相手のダメージがゼロになったなら、こちらの消耗も出来るだけ無くしておきたい。
だからこその舌戦、別名:時間稼ぎだ。
「わからん、解せん。ただ私を倒すだけなら……先ほどの小僧───剣聖、だったか。勇者たる貴様をも越える戦力をもって、三人で当たれば良かったはず。なぜ先に行かせた?」
「うーん……いや別に僕たち、君らを倒しに来たわけじゃなくてね?」
「少し……友達と話をしに来ただけ、なんです」
アリアの言葉を引き継ぎ、一歩前に出る。
「だからさ、僕らも君を傷つけない、代わりに君もここで足踏みしててもらう…ってのはどうかな」
「……魔王様は、『誰も通すな』と我らに命令なされた」
ですよねー。
「……だが、まあ……貴様らを倒した暁には、命までは取らんことにする。最上階にも、ゆっくり向かうとしよう」
「おっ。話が分かるヒトだ」
「……ヒト、か。ふ、ふ、ふ………いつまでその軽口、叩いていられるか───試してみるがいい!!」
いやまあその軽口、親友をそばで見てる間に感染ったものなんですけどね。
「上等さ! 行こう、アリア!」
「はいっ!」
自らと共に、傍らの彼女も一歩踏み出し……
僕らは、できる限りの時間稼ぎを始めるのだった。
◇
長い廊下、螺旋階段、その全てを駆け抜けて最上階へと向かう。
道を阻むものは誰もいない、恐らくはその全てが地上での激突に駆り出されているのだろう。
もっとも、いたとして全員ブッ飛ばして前に進むだけだが。
走りながらも、言いたいこと、言えなかったこと、言いたかったこと……それら全てがぐるぐると頭の仲で回転する。

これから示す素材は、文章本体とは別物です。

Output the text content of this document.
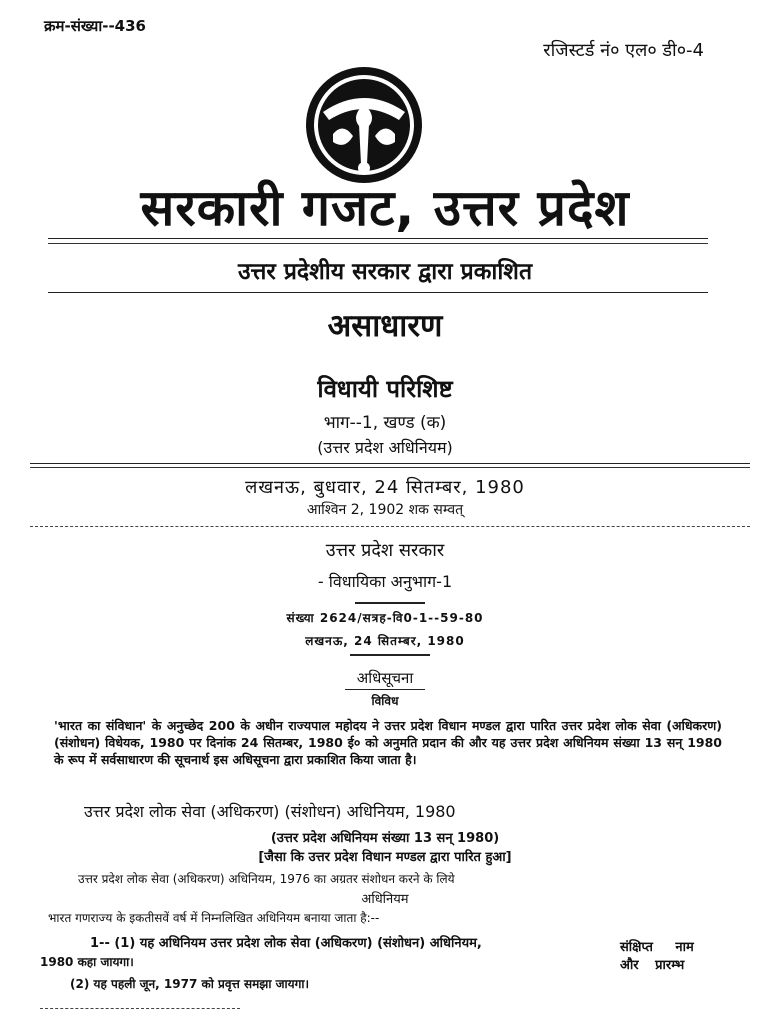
क्रम-संख्या--436
रजिस्टर्ड नं० एल० डी०-4
सरकारी गजट, उत्तर प्रदेश
उत्तर प्रदेशीय सरकार द्वारा प्रकाशित
असाधारण
विधायी परिशिष्ट
भाग--1, खण्ड (क)
(उत्तर प्रदेश अधिनियम)
लखनऊ, बुधवार, 24 सितम्बर, 1980
आश्विन 2, 1902 शक सम्वत्
उत्तर प्रदेश सरकार
- विधायिका अनुभाग-1
संख्या 2624/सत्रह-वि0-1--59-80
लखनऊ, 24 सितम्बर, 1980
अधिसूचना
विविध
'भारत का संविधान' के अनुच्छेद 200 के अधीन राज्यपाल महोदय ने उत्तर प्रदेश विधान मण्डल द्वारा पारित उत्तर प्रदेश लोक सेवा (अधिकरण) (संशोधन) विधेयक, 1980 पर दिनांक 24 सितम्बर, 1980 ई० को अनुमति प्रदान की और यह उत्तर प्रदेश अधिनियम संख्या 13 सन् 1980 के रूप में सर्वसाधारण की सूचनार्थ इस अधिसूचना द्वारा प्रकाशित किया जाता है।
उत्तर प्रदेश लोक सेवा (अधिकरण) (संशोधन) अधिनियम, 1980
(उत्तर प्रदेश अधिनियम संख्या 13 सन् 1980)
[जैसा कि उत्तर प्रदेश विधान मण्डल द्वारा पारित हुआ]
उत्तर प्रदेश लोक सेवा (अधिकरण) अधिनियम, 1976 का अग्रतर संशोधन करने के लिये
अधिनियम
भारत गणराज्य के इकतीसवें वर्ष में निम्नलिखित अधिनियम बनाया जाता है:--
1-- (1) यह अधिनियम उत्तर प्रदेश लोक सेवा (अधिकरण) (संशोधन) अधिनियम,	संक्षिप्त नाम
1980 कहा जायगा।	और प्रारम्भ
(2) यह पहली जून, 1977 को प्रवृत्त समझा जायगा।
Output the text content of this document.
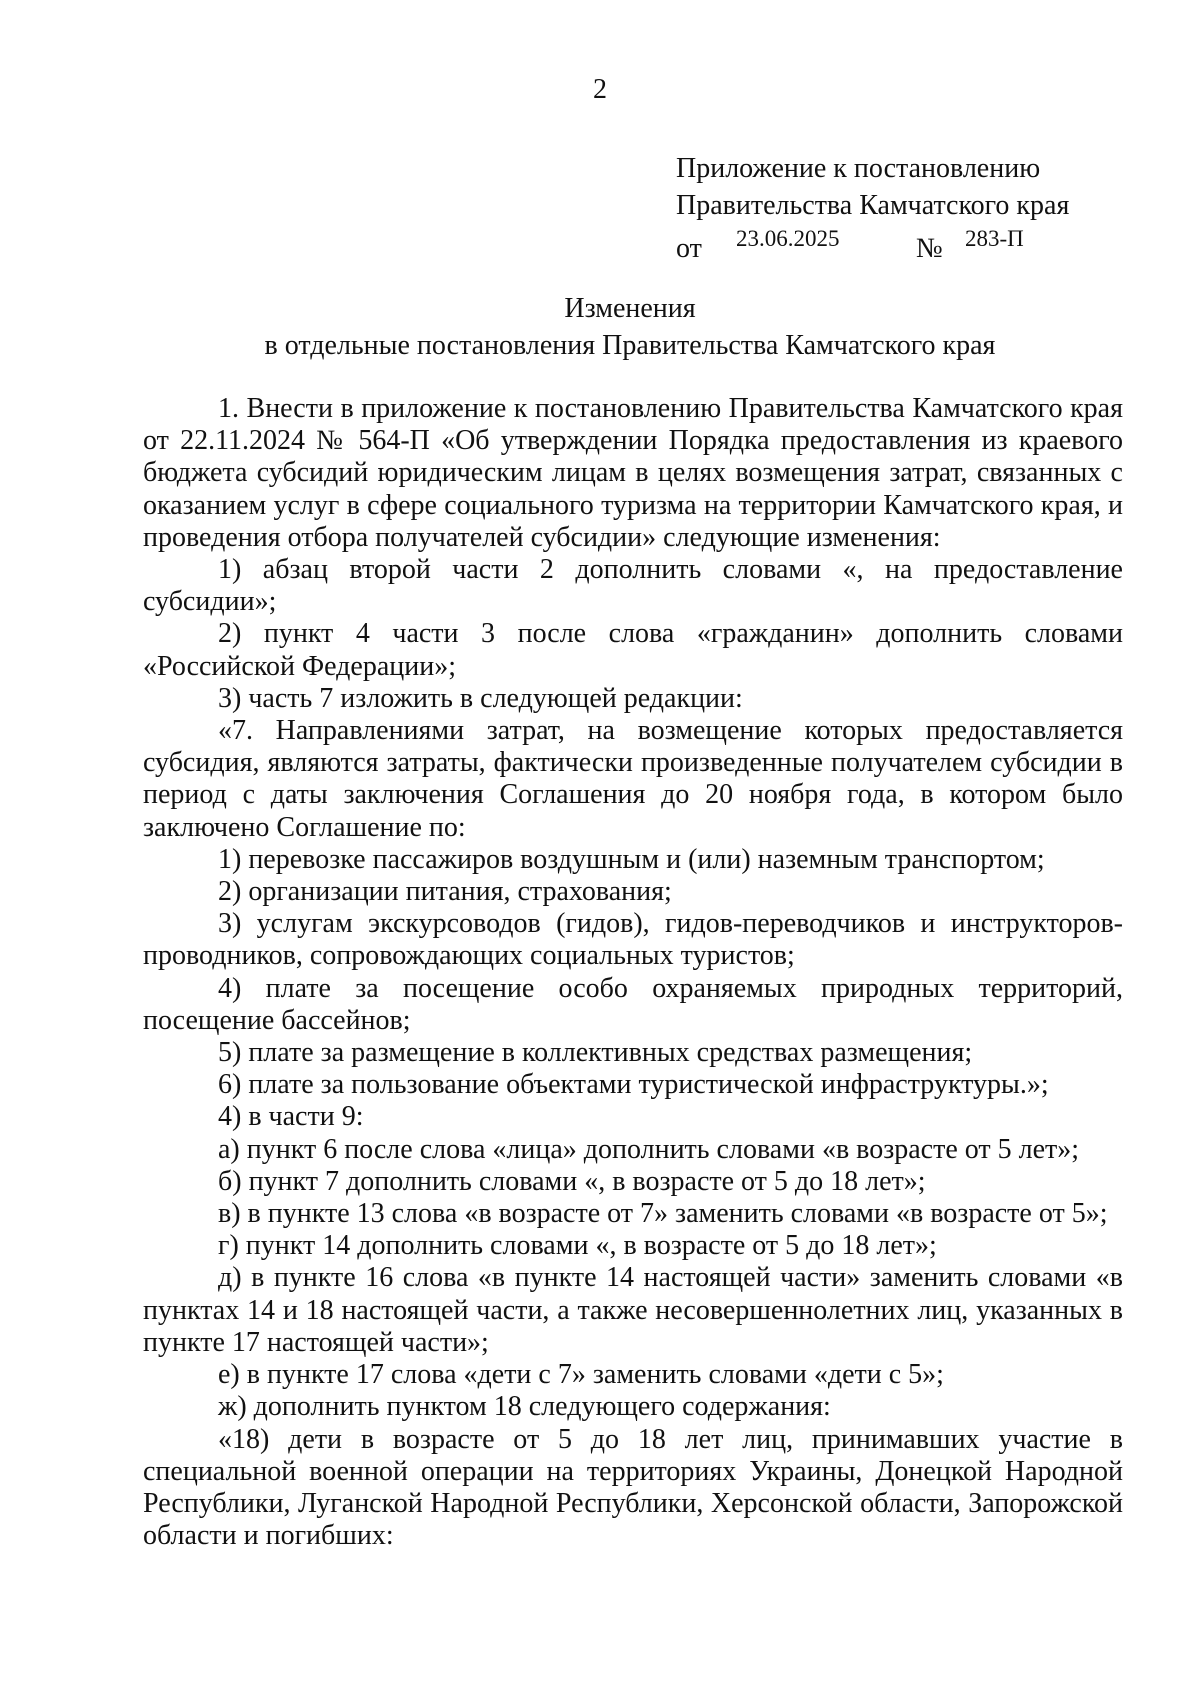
2
Приложение к постановлению
Правительства Камчатского края
от 23.06.2025	№ 283-П
Изменения
в отдельные постановления Правительства Камчатского края

1. Внести в приложение к постановлению Правительства Камчатского края от 22.11.2024 № 564-П «Об утверждении Порядка предоставления из краевого бюджета субсидий юридическим лицам в целях возмещения затрат, связанных с оказанием услуг в сфере социального туризма на территории Камчатского края, и проведения отбора получателей субсидии» следующие изменения:

1) абзац второй части 2 дополнить словами «, на предоставление субсидии»;

2) пункт 4 части 3 после слова «гражданин» дополнить словами «Российской Федерации»;

3) часть 7 изложить в следующей редакции:

«7. Направлениями затрат, на возмещение которых предоставляется субсидия, являются затраты, фактически произведенные получателем субсидии в период с даты заключения Соглашения до 20 ноября года, в котором было заключено Соглашение по:

1) перевозке пассажиров воздушным и (или) наземным транспортом;

2) организации питания, страхования;

3) услугам экскурсоводов (гидов), гидов-переводчиков и инструкторов-проводников, сопровождающих социальных туристов;

4) плате за посещение особо охраняемых природных территорий, посещение бассейнов;

5) плате за размещение в коллективных средствах размещения;

6) плате за пользование объектами туристической инфраструктуры.»;

4) в части 9:

а) пункт 6 после слова «лица» дополнить словами «в возрасте от 5 лет»;

б) пункт 7 дополнить словами «, в возрасте от 5 до 18 лет»;

в) в пункте 13 слова «в возрасте от 7» заменить словами «в возрасте от 5»;

г) пункт 14 дополнить словами «, в возрасте от 5 до 18 лет»;

д) в пункте 16 слова «в пункте 14 настоящей части» заменить словами «в пунктах 14 и 18 настоящей части, а также несовершеннолетних лиц, указанных в пункте 17 настоящей части»;

е) в пункте 17 слова «дети с 7» заменить словами «дети с 5»;

ж) дополнить пунктом 18 следующего содержания:

«18) дети в возрасте от 5 до 18 лет лиц, принимавших участие в специальной военной операции на территориях Украины, Донецкой Народной Республики, Луганской Народной Республики, Херсонской области, Запорожской области и погибших:
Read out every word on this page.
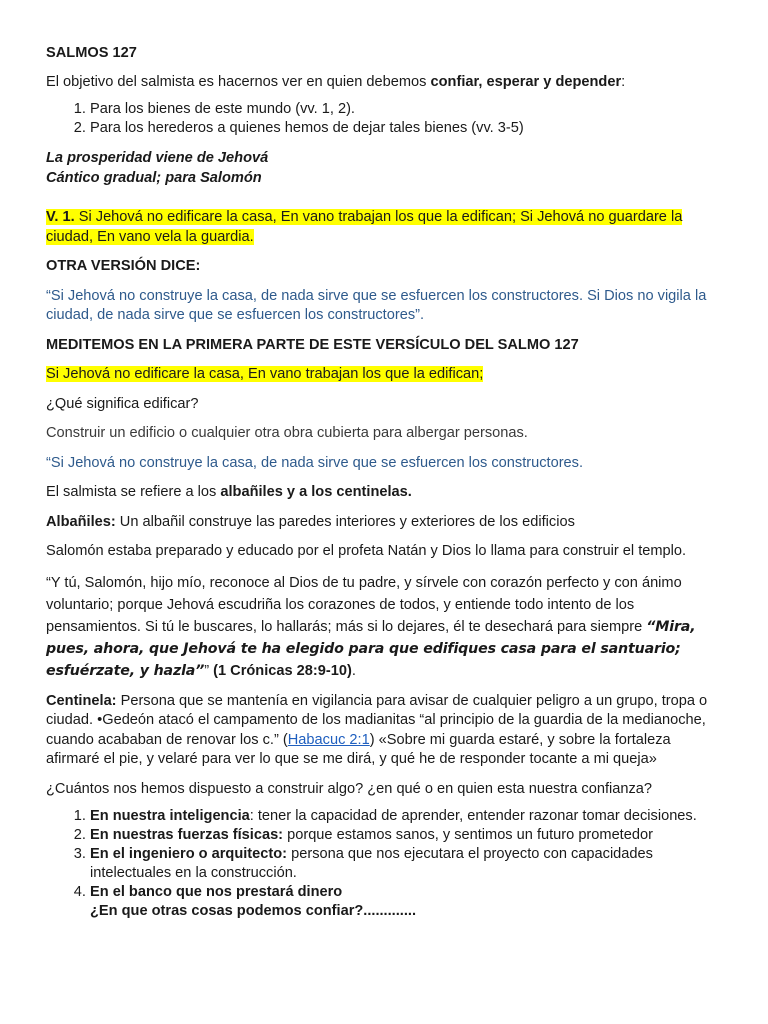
SALMOS 127

El objetivo del salmista es hacernos ver en quien debemos confiar, esperar y depender:

1. Para los bienes de este mundo (vv. 1, 2).
2. Para los herederos a quienes hemos de dejar tales bienes (vv. 3-5)

La prosperidad viene de Jehová

Cántico gradual; para Salomón

V. 1. Si Jehová no edificare la casa, En vano trabajan los que la edifican; Si Jehová no guardare la ciudad, En vano vela la guardia.

OTRA VERSIÓN DICE:

“Si Jehová no construye la casa, de nada sirve que se esfuercen los constructores. Si Dios no vigila la ciudad, de nada sirve que se esfuercen los constructores”.

MEDITEMOS EN LA PRIMERA PARTE DE ESTE VERSÍCULO DEL SALMO 127

Si Jehová no edificare la casa, En vano trabajan los que la edifican;

¿Qué significa edificar?

Construir un edificio o cualquier otra obra cubierta para albergar personas.

“Si Jehová no construye la casa, de nada sirve que se esfuercen los constructores.

El salmista se refiere a los albañiles y a los centinelas.

Albañiles: Un albañil construye las paredes interiores y exteriores de los edificios

Salomón estaba preparado y educado por el profeta Natán y Dios lo llama para construir el templo.

“Y tú, Salomón, hijo mío, reconoce al Dios de tu padre, y sírvele con corazón perfecto y con ánimo voluntario; porque Jehová escudriña los corazones de todos, y entiende todo intento de los pensamientos. Si tú le buscares, lo hallarás; más si lo dejares, él te desechará para siempre “Mira, pues, ahora, que Jehová te ha elegido para que edifiques casa para el santuario; esfuérzate, y hazla”” (1 Crónicas 28:9-10).

Centinela: Persona que se mantenía en vigilancia para avisar de cualquier peligro a un grupo, tropa o ciudad. •Gedeón atacó el campamento de los madianitas “al principio de la guardia de la medianoche, cuando acababan de renovar los c.” (Habacuc 2:1) «Sobre mi guarda estaré, y sobre la fortaleza afirmaré el pie, y velaré para ver lo que se me dirá, y qué he de responder tocante a mi queja»

¿Cuántos nos hemos dispuesto a construir algo? ¿en qué o en quien esta nuestra confianza?

1. En nuestra inteligencia: tener la capacidad de aprender, entender razonar tomar decisiones.
2. En nuestras fuerzas físicas: porque estamos sanos, y sentimos un futuro prometedor
3. En el ingeniero o arquitecto: persona que nos ejecutara el proyecto con capacidades intelectuales en la construcción.
4. En el banco que nos prestará dinero

¿En que otras cosas podemos confiar?.............
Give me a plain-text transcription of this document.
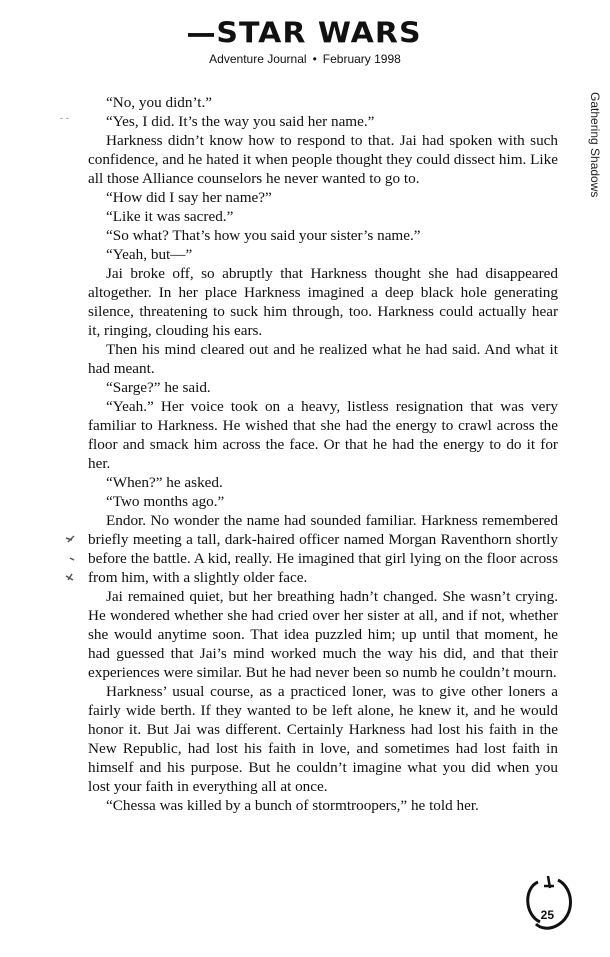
STAR WARS
Adventure Journal • February 1998
Gathering Shadows
- -

“No, you didn’t.”

“Yes, I did. It’s the way you said her name.”

Harkness didn’t know how to respond to that. Jai had spoken with such confidence, and he hated it when people thought they could dissect him. Like all those Alliance counselors he never wanted to go to.

“How did I say her name?”

“Like it was sacred.”

“So what? That’s how you said your sister’s name.”

“Yeah, but—”

Jai broke off, so abruptly that Harkness thought she had disappeared altogether. In her place Harkness imagined a deep black hole generating silence, threatening to suck him through, too. Harkness could actually hear it, ringing, clouding his ears.

Then his mind cleared out and he realized what he had said. And what it had meant.

“Sarge?” he said.

“Yeah.” Her voice took on a heavy, listless resignation that was very familiar to Harkness. He wished that she had the energy to crawl across the floor and smack him across the face. Or that he had the energy to do it for her.

“When?” he asked.

“Two months ago.”

Endor. No wonder the name had sounded familiar. Harkness remembered briefly meeting a tall, dark-haired officer named Morgan Raventhorn shortly before the battle. A kid, really. He imagined that girl lying on the floor across from him, with a slightly older face.

Jai remained quiet, but her breathing hadn’t changed. She wasn’t crying. He wondered whether she had cried over her sister at all, and if not, whether she would anytime soon. That idea puzzled him; up until that moment, he had guessed that Jai’s mind worked much the way his did, and that their experiences were similar. But he had never been so numb he couldn’t mourn.

Harkness’ usual course, as a practiced loner, was to give other loners a fairly wide berth. If they wanted to be left alone, he knew it, and he would honor it. But Jai was different. Certainly Harkness had lost his faith in the New Republic, had lost his faith in love, and sometimes had lost faith in himself and his purpose. But he couldn’t imagine what you did when you lost your faith in everything all at once.

“Chessa was killed by a bunch of stormtroopers,” he told her.

25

だがその全てはこのクソ長い塔を登りきってからだ、待ってろよ……!
そうして、大きな扉の前に到着する。
なにやら青いラインだのが走る銀色の門、それをこじ開けて、
「……よ、う……フラン。……会いに、きて、やった───ぞ………?」
いつも通りに、片手を上げて呼びかける。
それだけで、あの頑固ガールは涙ながらに抱きついてくるか、殴りかかってくる……その、はず、だった。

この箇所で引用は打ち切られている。